On the night of 18 May 1822, a mass demonstration led by the
Regiment of Celaya, which Iturbide had commanded during the war, marched
through the streets and demanded their commander-in-chief to accept the
throne. The following day, the Congress declared Iturbide Emperor of Mexico. On 31 October 1822, Iturbide dissolved Congress and replaced it with a sympathetic junta.
Spanish attempts to reconquer Mexico
Despite the creation of the Mexican nation, the Spanish still managed to hold onto a port in Veracruz
that Mexico did not get control of until 23 November 1825. Spanish
attempts to re-establish control over Mexico culminated in the 1829 Battle of Tampico, during which a Spanish invasion force was surrounded in Tampico and forced to surrender.
On 28 December 1836, Spain recognized the independence of Mexico under the Santa María–Calatrava Treaty, signed in Madrid by the Mexican Commissioner Miguel Santa María and the Spanish state minister José María Calatrava. Mexico was the first former colony whose independence was recognized by Spain; the second was Ecuador on 16 February 1840.
Legacy
Flag of the
Mexican Empire
of Iturbide, the template for the modern Mexican flag with the eagle
perched on a cactus. The crown on the eagle's head symbolizes monarchy
in Mexico.
In 1910, as part of the celebrations marking the centennial of the Hidalgo revolt of 1810, President Porfirio Díaz inaugurated the monument to Mexico's political separation from Spain, the Angel of Independence on Avenida Reforma.

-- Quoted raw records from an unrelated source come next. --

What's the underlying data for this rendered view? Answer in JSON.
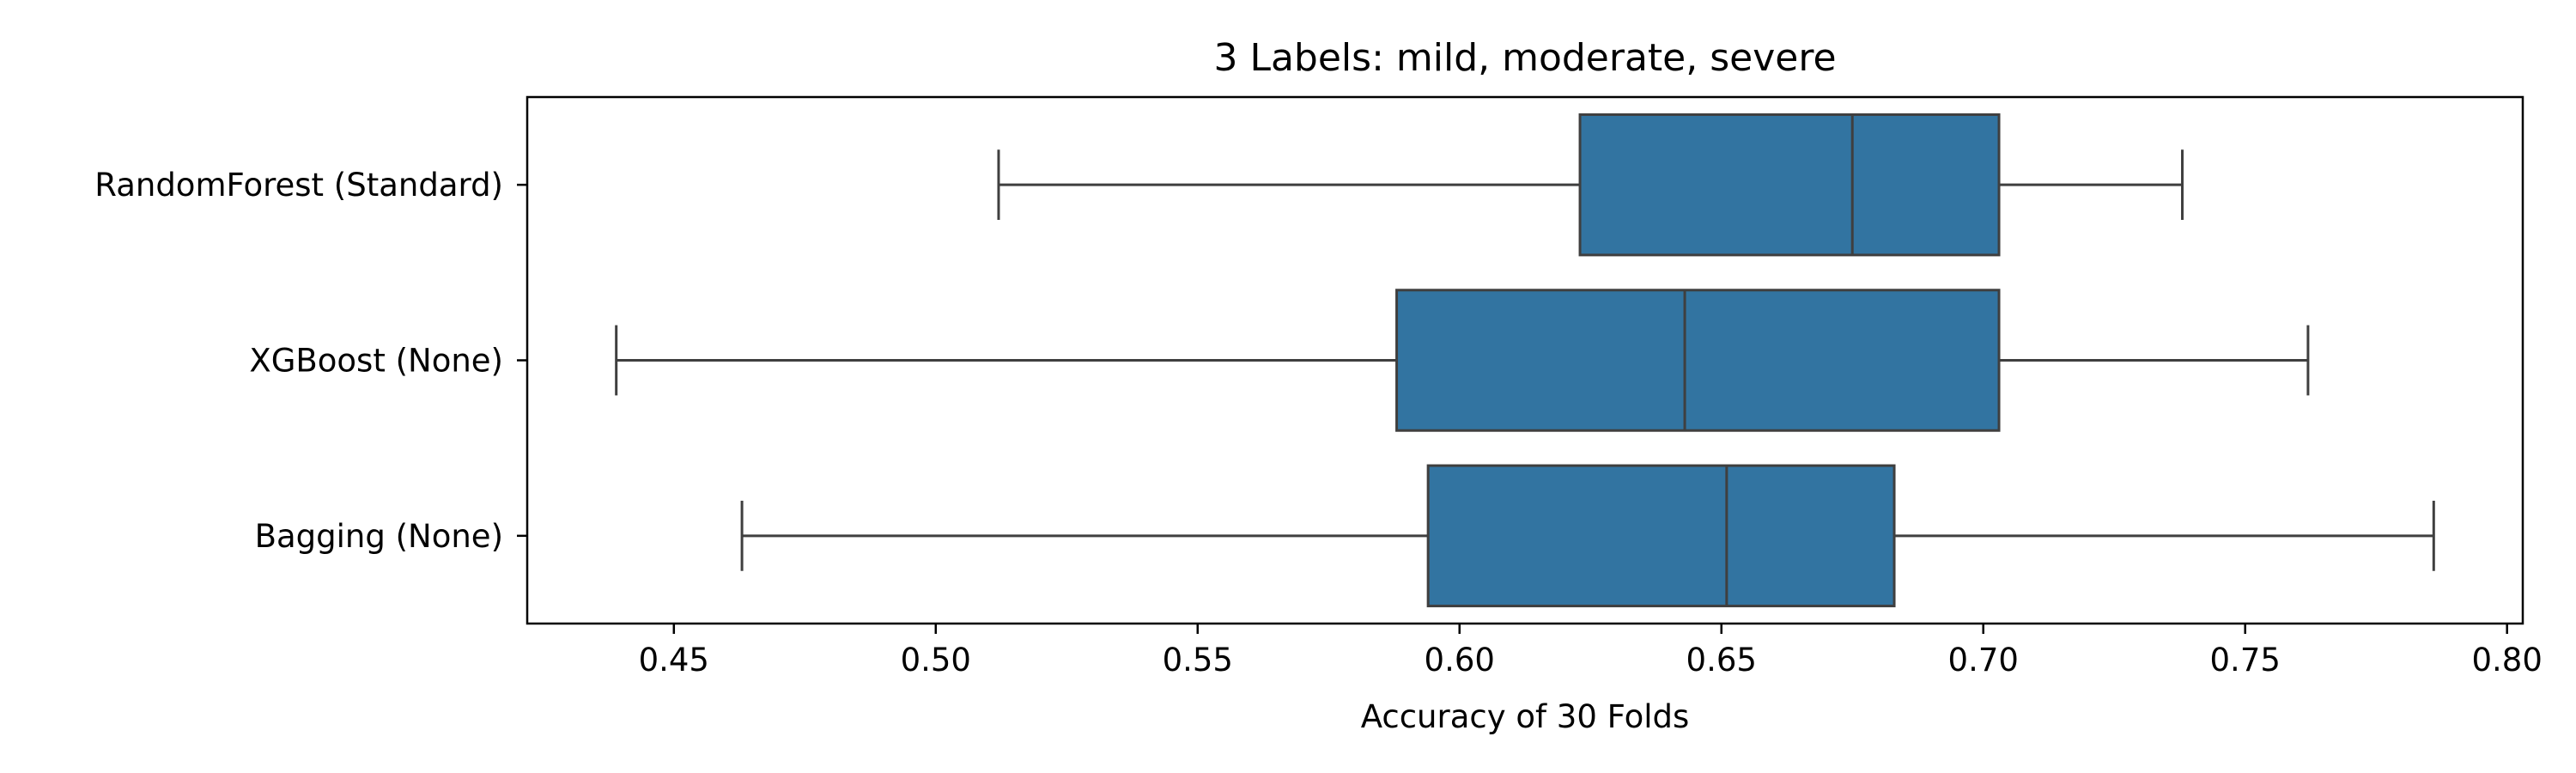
{
  "chart_data": {
    "type": "boxplot",
    "orientation": "horizontal",
    "title": "3 Labels: mild, moderate, severe",
    "xlabel": "Accuracy of 30 Folds",
    "ylabel": "",
    "xlim": [
      0.422,
      0.803
    ],
    "xticks": [
      0.45,
      0.5,
      0.55,
      0.6,
      0.65,
      0.7,
      0.75,
      0.8
    ],
    "xtick_labels": [
      "0.45",
      "0.50",
      "0.55",
      "0.60",
      "0.65",
      "0.70",
      "0.75",
      "0.80"
    ],
    "grid": false,
    "legend": "none",
    "color": "#3274a1",
    "edge_color": "#3f3f3f",
    "categories": [
      "RandomForest (Standard)",
      "XGBoost (None)",
      "Bagging (None)"
    ],
    "boxes": [
      {
        "label": "RandomForest (Standard)",
        "whisker_low": 0.512,
        "q1": 0.623,
        "median": 0.675,
        "q3": 0.703,
        "whisker_high": 0.738
      },
      {
        "label": "XGBoost (None)",
        "whisker_low": 0.439,
        "q1": 0.588,
        "median": 0.643,
        "q3": 0.703,
        "whisker_high": 0.762
      },
      {
        "label": "Bagging (None)",
        "whisker_low": 0.463,
        "q1": 0.594,
        "median": 0.651,
        "q3": 0.683,
        "whisker_high": 0.786
      }
    ]
  }
}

The creation of this architectural monument is part of the long process
of the construction of historical memory of Mexican independence.

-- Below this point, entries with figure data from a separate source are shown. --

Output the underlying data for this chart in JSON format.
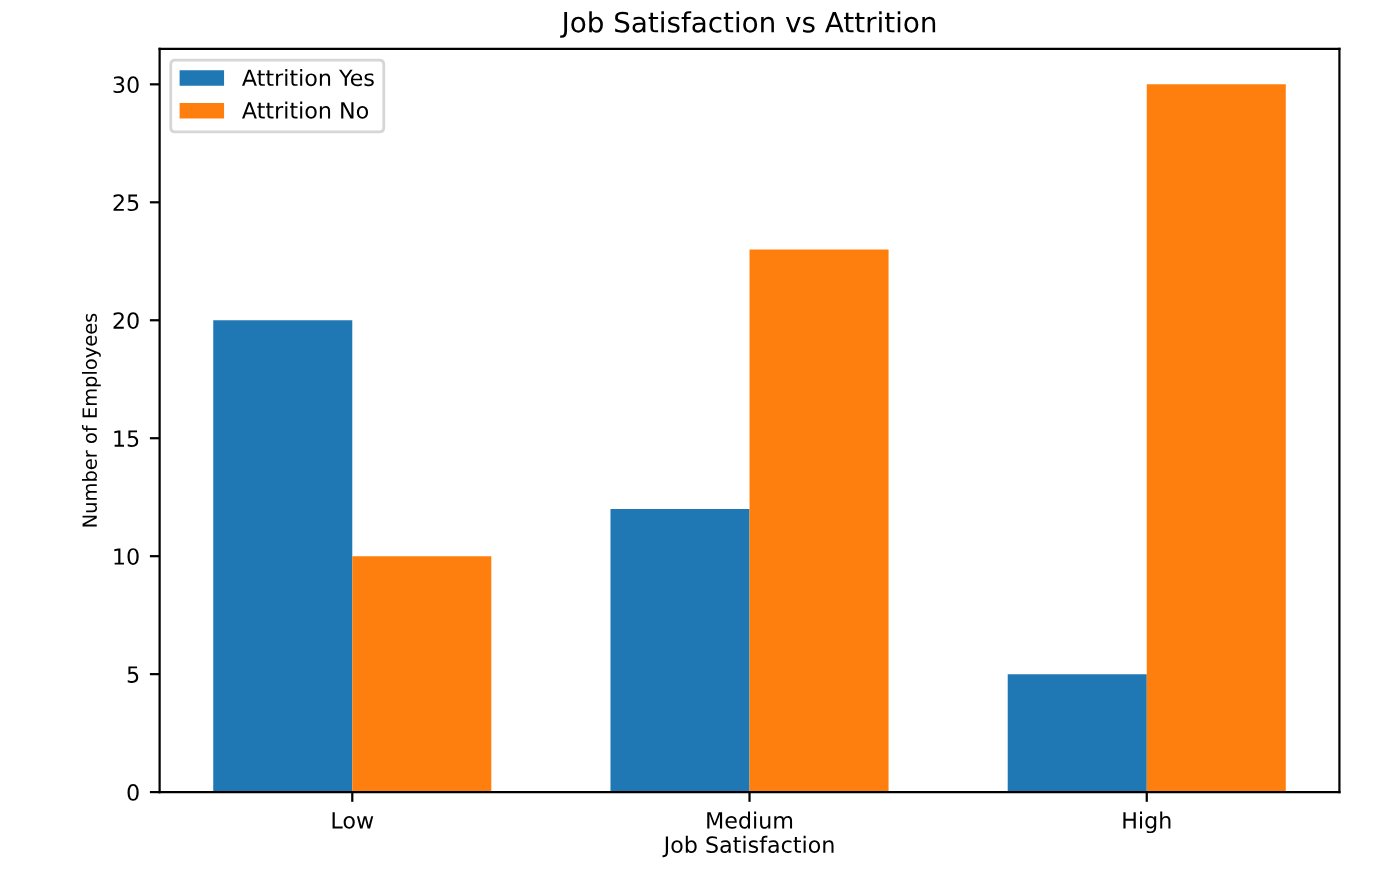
{
  "chart_data": {
    "type": "bar",
    "title": "Job Satisfaction vs Attrition",
    "xlabel": "Job Satisfaction",
    "ylabel": "Number of Employees",
    "categories": [
      "Low",
      "Medium",
      "High"
    ],
    "series": [
      {
        "name": "Attrition Yes",
        "color": "#1f77b4",
        "values": [
          20,
          12,
          5
        ]
      },
      {
        "name": "Attrition No",
        "color": "#ff7f0e",
        "values": [
          10,
          23,
          30
        ]
      }
    ],
    "ylim": [
      0,
      31.5
    ],
    "yticks": [
      0,
      5,
      10,
      15,
      20,
      25,
      30
    ],
    "grid": false,
    "legend": "top left"
  }
}
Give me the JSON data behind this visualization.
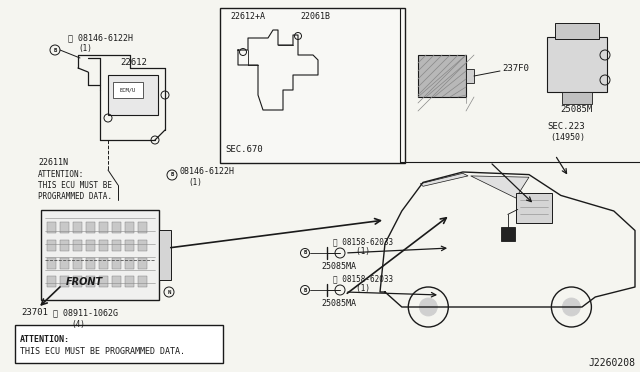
{
  "bg_color": "#f5f5f0",
  "line_color": "#1a1a1a",
  "text_color": "#1a1a1a",
  "diagram_id": "J2260208",
  "figsize": [
    6.4,
    3.72
  ],
  "dpi": 100,
  "labels": {
    "bolt_top_left": "B 08146-6122H\n  (1)",
    "part_22612": "22612",
    "part_22611N": "22611N",
    "attention_inline": "ATTENTION:\nTHIS ECU MUST BE\nPROGRAMMED DATA.",
    "bolt_mid_left": "B 08146-6122H\n  (1)",
    "part_23701": "23701",
    "bolt_N": "N 08911-1062G\n    (4)",
    "part_22612A": "22612+A",
    "part_22061B": "22061B",
    "sec670": "SEC.670",
    "part_237F0": "237F0",
    "part_25085M": "25085M",
    "sec223": "SEC.223\n(14950)",
    "bolt_sensor1": "B 08158-62033\n      (1)",
    "part_25085MA_1": "25085MA",
    "bolt_sensor2": "B 08158-62033\n      (1)",
    "part_25085MA_2": "25085MA",
    "front_label": "FRONT",
    "attention_box": "ATTENTION:\nTHIS ECU MUST BE PROGRAMMED DATA."
  }
}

Although Mexico gained its independence in September 1821, the
marking of this historical event did not take hold immediately. The
choice of date to celebrate was problematic, because Iturbide, who
achieved independence from Spain, was rapidly created Emperor of Mexico.
His short-lived rule from 1821 to 1823 ended when he was forced by the
military to abdicate. This was a rocky start for the new nation, which
made celebrating independence on the anniversary of Iturbide's Army of the Three Guarantees
marching into Mexico City in triumph a less than perfect day for those
who had opposed him. Celebrations of independence during his reign were
marked on 27 September. Following his ouster, there were calls to
commemorate Mexican independence along the lines that the United States
celebrated in grand style its Independence Day on 4 July. The creation
of a committee of powerful men to mark independence celebrations, the Junta Patriótica,
organized celebrations of both 16 September, to commemorate Hidalgo's
grito and the start of the independence insurgency, and 27 September, to
celebrate actual political independence.
During the Díaz regime
(1876–1911), the president's birthday coincided with the 15/16
September celebration of independence. The largest celebrations took
place and continue to do so in the capital's main square, the zócalo, with the pealing of the Metropolitan Cathedral of Mexico City's
bells. In the 1880s, government officials attempted to move the bell
that Hidalgo rang in 1810 to gather parishioners in Dolores for what
became his famous "grito". Initially the pueblo's officials said the
bell no longer existed, but in 1896, the bell, known as the Bell of San
José, was taken to the capital. It was renamed the "Bell of
Independence" and ritually rung by Díaz. It is now an integral part of
Independence Day festivities.
There are plans for the commemoration of independence in 2021, as well as the establishment of the Mexican republic in 2024. The 2021 event is termed the Consummation of Independence.